Yesterday, I came across a very strange bug in my Tawny-OWL library (n.d.a) The bug was my fault, but fixing it was exacerbated by what has to go into my list of Clojure gotchas (n.d.b)

Consider this very simple piece of Clojure code. Is this a recursive function, i.e. one that calls itself? Intuitively the answer is yes, but I would argue that actually, you cannot tell from the information given. It could be, but is not necessarily so.

(defn countdown [n]
  (if (pos? n)
    (cons n
          (countdown (- n 1)))
    '(LiftOff)))

Let’s run this code:

test-project.core> (countdown 10)
(10 9 8 7 6 5 4 3 2 1 LiftOff)

All is working as it should and the function is recursing, so there appears to be no problem. However, countdown is a big long to type, so lets create an alias called cdown and test that this works as expected.

test-project.core> (def cdown countdown)
#'test-project.core/cdown
test-project.core> (cdown 10)
(10 9 8 7 6 5 4 3 2 1 LiftOff)

All is good, cdown is doing just what we expect also, and it’s the same as countdown. However, as we as being lazy, I am easily bored, so now we make the countdown go faster by redefining the countdown function.

(defn countdown [n]
  (if (pos? n)
    (cons n
          (countdown (- n 2)))
    '(LiftOff)))

test-project.core> (countdown 10)
(10 8 6 4 2 LiftOff)

Again, everything is working. But what happens when we call cdown

(cdown 10)

If you are new to clojure, you might assume that as we have changed the definition of countdown the definition of cdown would change as well, so we should get

test-project.core> (cdown 10)
(10 8 6 4 2 LiftOff)

If you are more experienced with Clojure (as I would claim myself to now be, although others may disagree), then you would not that the alias was to the function and not the var, so cdown now contains a pointer to the old definition, so it will behave as it did before.

test-project.core> (cdown 10)
(10 9 8 7 6 5 4 3 2 1 LiftOff)

As it happens, this is not true either. What we actually get it this:

test-project.core> (cdown 10)
(10 9 7 5 3 1 LiftOff)

A wierd combination of the two functions. What is happening is this: the initial function call to cdown calls our first function definition; 10 is postive, so we subtract 1 to get 9. And, now, here is the strange bit. The function is no longer recursive, because it calls countdown through the indirection of the clojure var; we could be more explicit and replace the “recursive” call with this instead which is what is actually happening in the compiled Java class.

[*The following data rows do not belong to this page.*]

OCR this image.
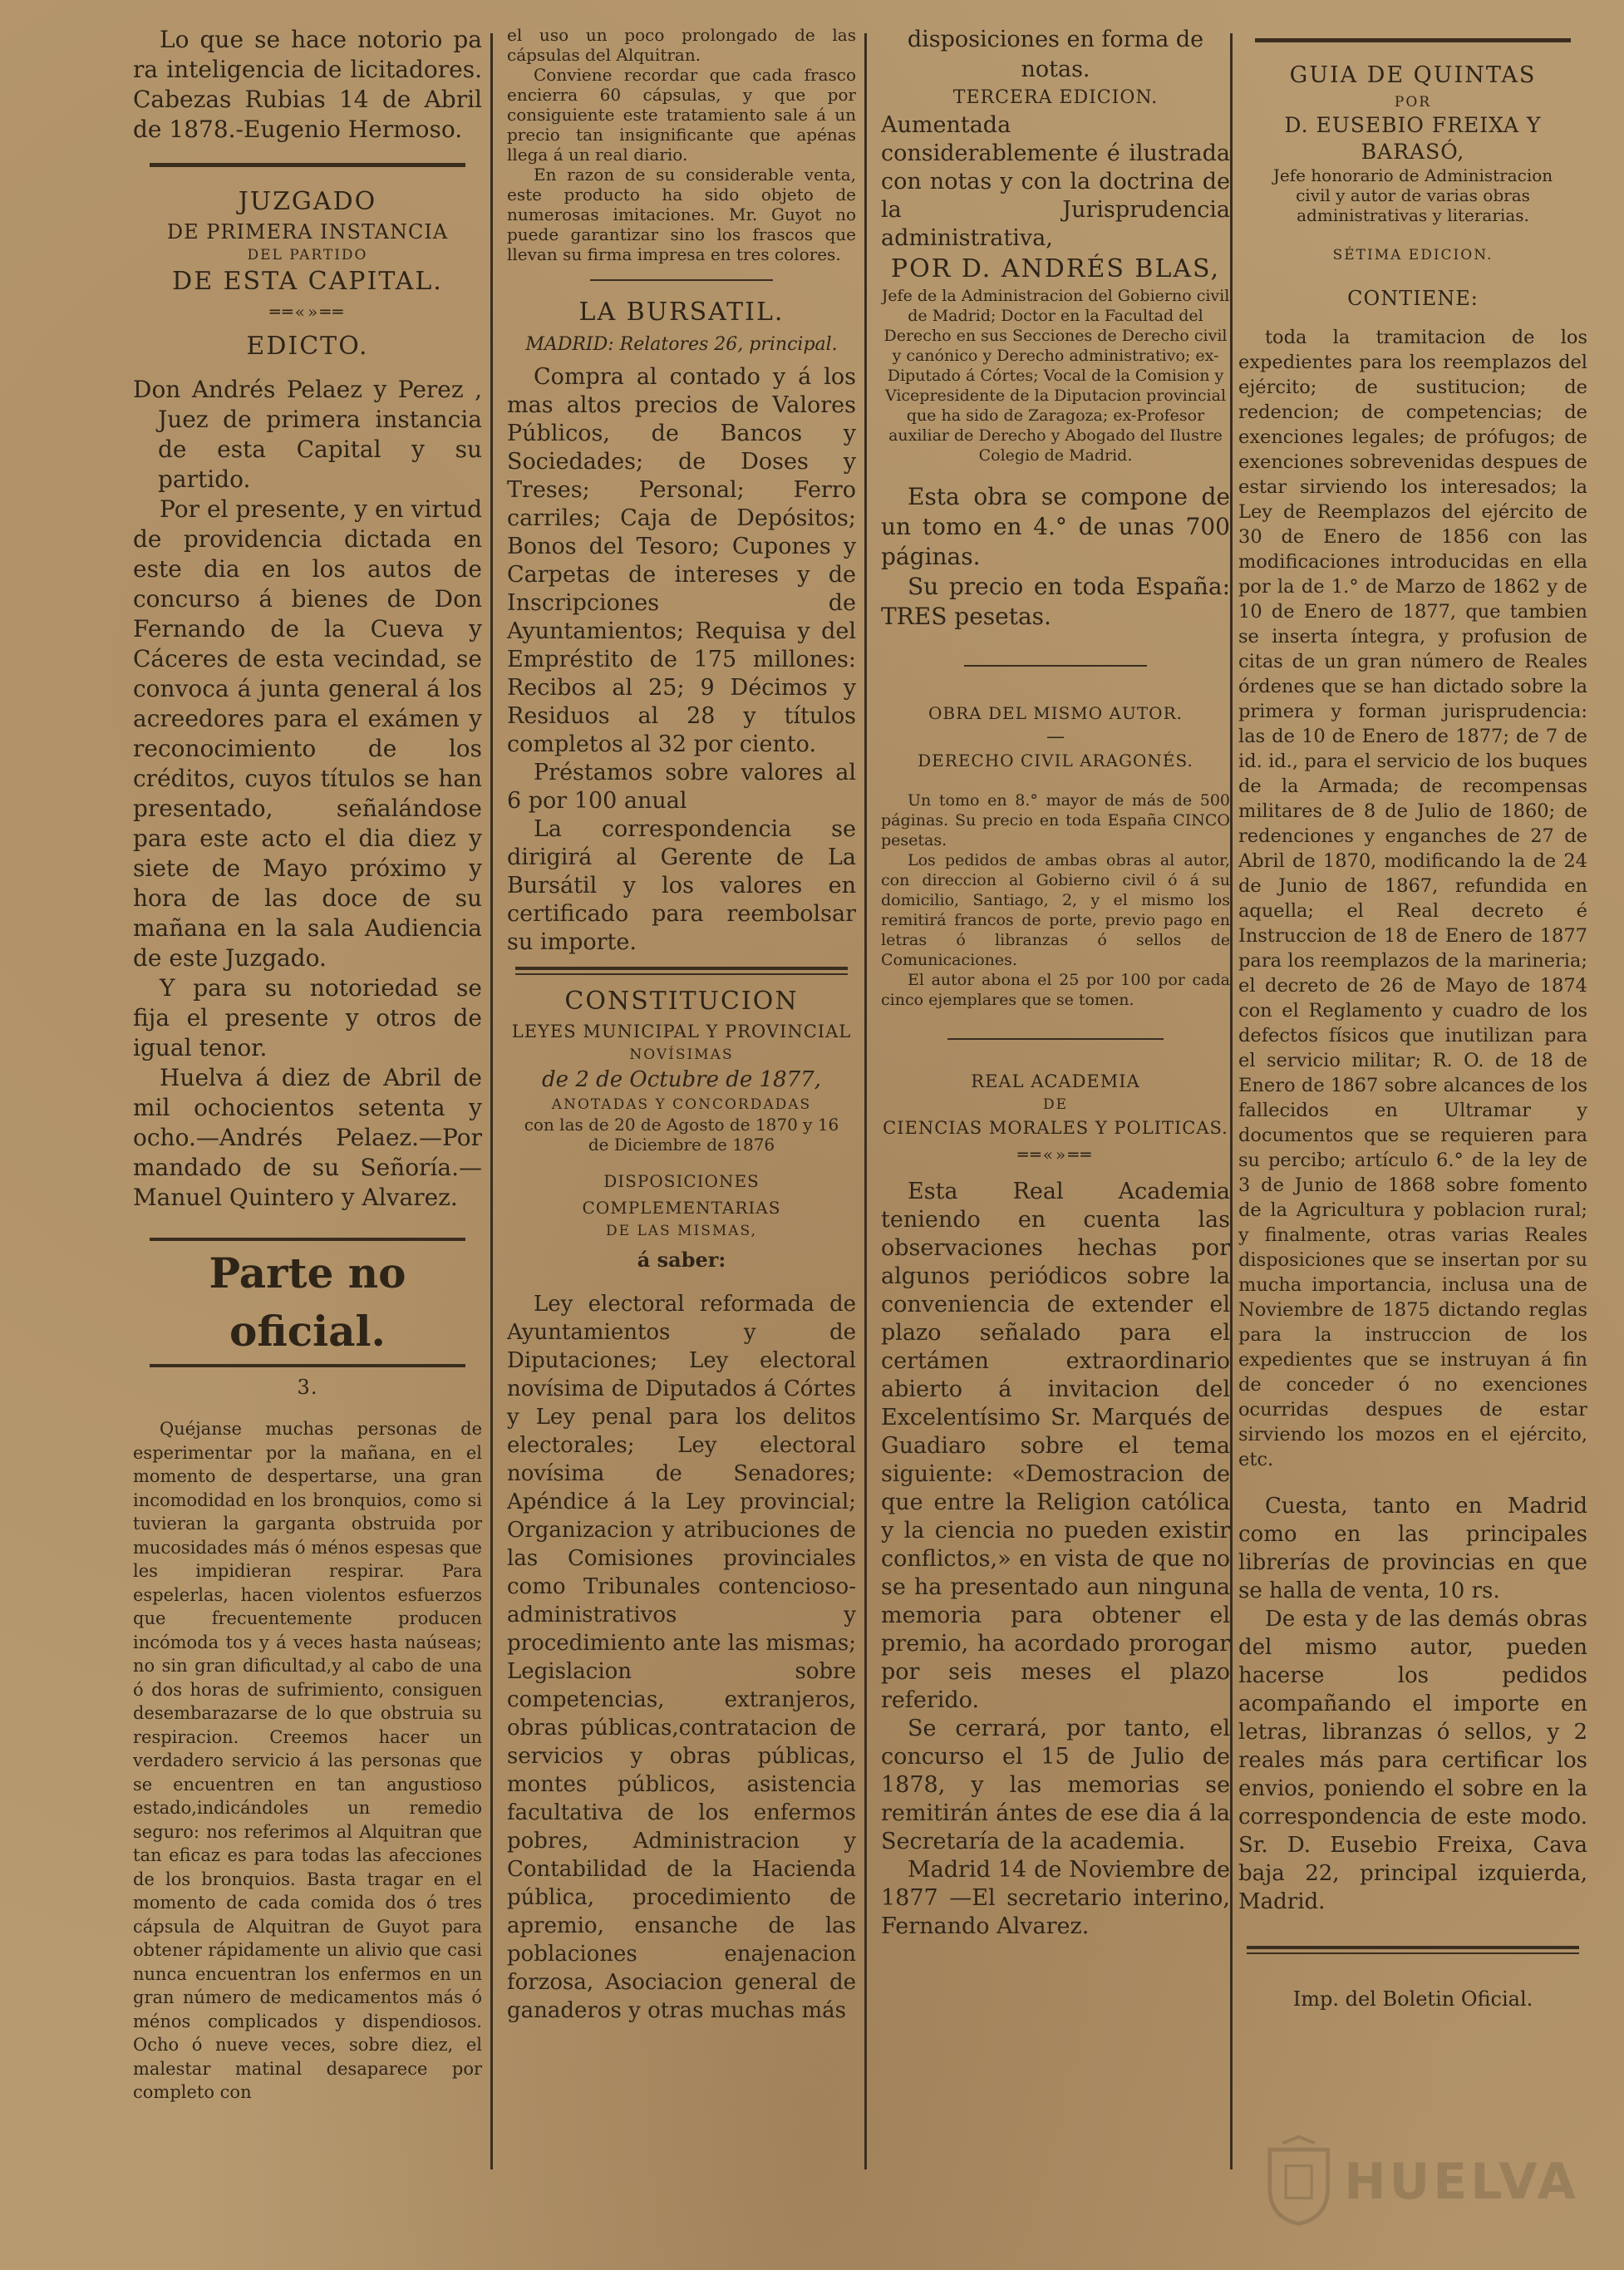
Lo que se hace notorio pa ra inteligencia de licitadores. Cabezas Rubias 14 de Abril de 1878.-Eugenio Hermoso.

JUZGADO
DE PRIMERA INSTANCIA
DEL PARTIDO
DE ESTA CAPITAL.
══«»══
EDICTO.

Don Andrés Pelaez y Perez , Juez de primera instancia de esta Capital y su partido.

Por el presente, y en virtud de providencia dictada en este dia en los autos de concurso á bienes de Don Fernando de la Cueva y Cáceres de esta vecindad, se convoca á junta general á los acreedores para el exámen y reconocimiento de los créditos, cuyos títulos se han presentado, señalándose para este acto el dia diez y siete de Mayo próximo y hora de las doce de su mañana en la sala Audiencia de este Juzgado.

Y para su notoriedad se fija el presente y otros de igual tenor.

Huelva á diez de Abril de mil ochocientos setenta y ocho.—Andrés Pelaez.—Por mandado de su Señoría.—Manuel Quintero y Alvarez.

Parte no oficial.
3.

Quéjanse muchas personas de esperimentar por la mañana, en el momento de despertarse, una gran incomodidad en los bronquios, como si tuvieran la garganta obstruida por mucosidades más ó ménos espesas que les impidieran respirar. Para espelerlas, hacen violentos esfuerzos que frecuentemente producen incómoda tos y á veces hasta naúseas; no sin gran dificultad,y al cabo de una ó dos horas de sufrimiento, consiguen desembarazarse de lo que obstruia su respiracion. Creemos hacer un verdadero servicio á las personas que se encuentren en tan angustioso estado,indicándoles un remedio seguro: nos referimos al Alquitran que tan eficaz es para todas las afecciones de los bronquios. Basta tragar en el momento de cada comida dos ó tres cápsula de Alquitran de Guyot para obtener rápidamente un alivio que casi nunca encuentran los enfermos en un gran número de medicamentos más ó ménos complicados y dispendiosos. Ocho ó nueve veces, sobre diez, el malestar matinal desaparece por completo con

el uso un poco prolongado de las cápsulas del Alquitran.

Conviene recordar que cada frasco encierra 60 cápsulas, y que por consiguiente este tratamiento sale á un precio tan insignificante que apénas llega á un real diario.

En razon de su considerable venta, este producto ha sido objeto de numerosas imitaciones. Mr. Guyot no puede garantizar sino los frascos que llevan su firma impresa en tres colores.

LA BURSATIL.
MADRID: Relatores 26, principal.

Compra al contado y á los mas altos precios de Valores Públicos, de Bancos y Sociedades; de Doses y Treses; Personal; Ferro carriles; Caja de Depósitos; Bonos del Tesoro; Cupones y Carpetas de intereses y de Inscripciones de Ayuntamientos; Requisa y del Empréstito de 175 millones: Recibos al 25; 9 Décimos y Residuos al 28 y títulos completos al 32 por ciento.

Préstamos sobre valores al 6 por 100 anual

La correspondencia se dirigirá al Gerente de La Bursátil y los valores en certificado para reembolsar su importe.

CONSTITUCION
LEYES MUNICIPAL Y PROVINCIAL
NOVÍSIMAS
de 2 de Octubre de 1877,
ANOTADAS Y CONCORDADAS
con las de 20 de Agosto de 1870 y 16 de Diciembre de 1876
DISPOSICIONES COMPLEMENTARIAS
DE LAS MISMAS,
á saber:

Ley electoral reformada de Ayuntamientos y de Diputaciones; Ley electoral novísima de Diputados á Córtes y Ley penal para los delitos electorales; Ley electoral novísima de Senadores; Apéndice á la Ley provincial; Organizacion y atribuciones de las Comisiones provinciales como Tribunales contencioso-administrativos y procedimiento ante las mismas; Legislacion sobre competencias, extranjeros, obras públicas,contratacion de servicios y obras públicas, montes públicos, asistencia facultativa de los enfermos pobres, Administracion y Contabilidad de la Hacienda pública, procedimiento de apremio, ensanche de las poblaciones enajenacion forzosa, Asociacion general de ganaderos y otras muchas más

disposiciones en forma de notas.

TERCERA EDICION.

Aumentada considerablemente é ilustrada con notas y con la doctrina de la Jurisprudencia administrativa,

POR D. ANDRÉS BLAS,

Jefe de la Administracion del Gobierno civil de Madrid; Doctor en la Facultad del Derecho en sus Secciones de Derecho civil y canónico y Derecho administrativo; ex-Diputado á Córtes; Vocal de la Comision y Vicepresidente de la Diputacion provincial que ha sido de Zaragoza; ex-Profesor auxiliar de Derecho y Abogado del Ilustre Colegio de Madrid.

Esta obra se compone de un tomo en 4.° de unas 700 páginas.

Su precio en toda España: TRES pesetas.

OBRA DEL MISMO AUTOR.
—
DERECHO CIVIL ARAGONÉS.

Un tomo en 8.° mayor de más de 500 páginas. Su precio en toda España CINCO pesetas.

Los pedidos de ambas obras al autor, con direccion al Gobierno civil ó á su domicilio, Santiago, 2, y el mismo los remitirá francos de porte, previo pago en letras ó libranzas ó sellos de Comunicaciones.

El autor abona el 25 por 100 por cada cinco ejemplares que se tomen.

REAL ACADEMIA
DE
CIENCIAS MORALES Y POLITICAS.
══«»══

Esta Real Academia teniendo en cuenta las observaciones hechas por algunos periódicos sobre la conveniencia de extender el plazo señalado para el certámen extraordinario abierto á invitacion del Excelentísimo Sr. Marqués de Guadiaro sobre el tema siguiente: «Demostracion de que entre la Religion católica y la ciencia no pueden existir conflictos,» en vista de que no se ha presentado aun ninguna memoria para obtener el premio, ha acordado prorogar por seis meses el plazo referido.

Se cerrará, por tanto, el concurso el 15 de Julio de 1878, y las memorias se remitirán ántes de ese dia á la Secretaría de la academia.

Madrid 14 de Noviembre de 1877 —El secretario interino, Fernando Alvarez.

GUIA DE QUINTAS
POR
D. EUSEBIO FREIXA Y BARASÓ,

Jefe honorario de Administracion civil y autor de varias obras administrativas y literarias.

SÉTIMA EDICION.
CONTIENE:

toda la tramitacion de los expedientes para los reemplazos del ejército; de sustitucion; de redencion; de competencias; de exenciones legales; de prófugos; de exenciones sobrevenidas despues de estar sirviendo los interesados; la Ley de Reemplazos del ejército de 30 de Enero de 1856 con las modificaciones introducidas en ella por la de 1.° de Marzo de 1862 y de 10 de Enero de 1877, que tambien se inserta íntegra, y profusion de citas de un gran número de Reales órdenes que se han dictado sobre la primera y forman jurisprudencia: las de 10 de Enero de 1877; de 7 de id. id., para el servicio de los buques de la Armada; de recompensas militares de 8 de Julio de 1860; de redenciones y enganches de 27 de Abril de 1870, modificando la de 24 de Junio de 1867, refundida en aquella; el Real decreto é Instruccion de 18 de Enero de 1877 para los reemplazos de la marineria; el decreto de 26 de Mayo de 1874 con el Reglamento y cuadro de los defectos físicos que inutilizan para el servicio militar; R. O. de 18 de Enero de 1867 sobre alcances de los fallecidos en Ultramar y documentos que se requieren para su percibo; artículo 6.° de la ley de 3 de Junio de 1868 sobre fomento de la Agricultura y poblacion rural; y finalmente, otras varias Reales disposiciones que se insertan por su mucha importancia, inclusa una de Noviembre de 1875 dictando reglas para la instruccion de los expedientes que se instruyan á fin de conceder ó no exenciones ocurridas despues de estar sirviendo los mozos en el ejército, etc.

Cuesta, tanto en Madrid como en las principales librerías de provincias en que se halla de venta, 10 rs.

De esta y de las demás obras del mismo autor, pueden hacerse los pedidos acompañando el importe en letras, libranzas ó sellos, y 2 reales más para certificar los envios, poniendo el sobre en la correspondencia de este modo. Sr. D. Eusebio Freixa, Cava baja 22, principal izquierda, Madrid.

Imp. del Boletin Oficial.
HUELVA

((var-get (var countdown)) 10)

So, in short, in Clojure a recursive function is not necessarily recursive, even if it is when defined. If the var changes, then the function no longer calls itself.

There are solutions to this. I should have defined my cdown alias like so:

(def cdown #'countdown)

Now, when we defined countdown the original function gets lost and GCd rather than hanging around, a pale shadow of its former recursive self. This works but is rather counterintuitive; with a Lisp-1 you get used to refering to functions directly rather than with a quoted symbol, but here we have to use both a quote and a #.

A second solution is to use recur, which does not use var indirection. So consider this example. The first countdown2 function is recursive and will always be since it directly refers to itself, and this remains after redefinition.

(defn countdown2 [i]
  (when (pos? i)
    (println i)
    (recur (dec i))))

(def cdown2 countdown2)

(defn countdown2 [i]
  (when (pos? i)
    (println i)
    (recur (- i 2))))

;; prints 10, 9, 8...
(cdown2 10)

Of course, we cannot use this in the first example, because it is not tail recursive. And, if we want to be really picky, we could argue that countdown2 is not recursive either because it is tail-call optimised, so it doesn’t call itself. And this is not an implementation detail either because it’s the whole point of recur.

Another solution would be for Clojure to provide a recur* form (or something equivalent) which would work away from the tail position and which directly recursed, rather than using var indirection. It’s unlikely that Clojure will do this, however, because this form of recursion consumes stack and so is not a good thing to do.

It would also be possible to change the semantics of Clojure symbols so they automatically refered to vars rather than values as appropriate. So in all these cases, we would have vars. As far as I can tell at the moment, the same syntax y is refering to two different things — the value of the var y in the first two forms and the var itself in the third.

(def x y)
(def z {:x y})

(defn y[]
  (y))

To replicate the current behaviour, we would just use var-get.

(def x (var-get y))

Without thinking about this too deeply, I cannot actually see a downside to this, except that it would involve more var indirection, so would probably be slower.

Finally, clojure could just remove var indirection. Actually, this is likely to happen in the form of build profiles, because it also has the advantage of making Clojure faster. As my example shows, however, it also introduces some subtle changes to the semantics of the language.

I still like Clojure. The more you use a language, I guess, the more oddities you find.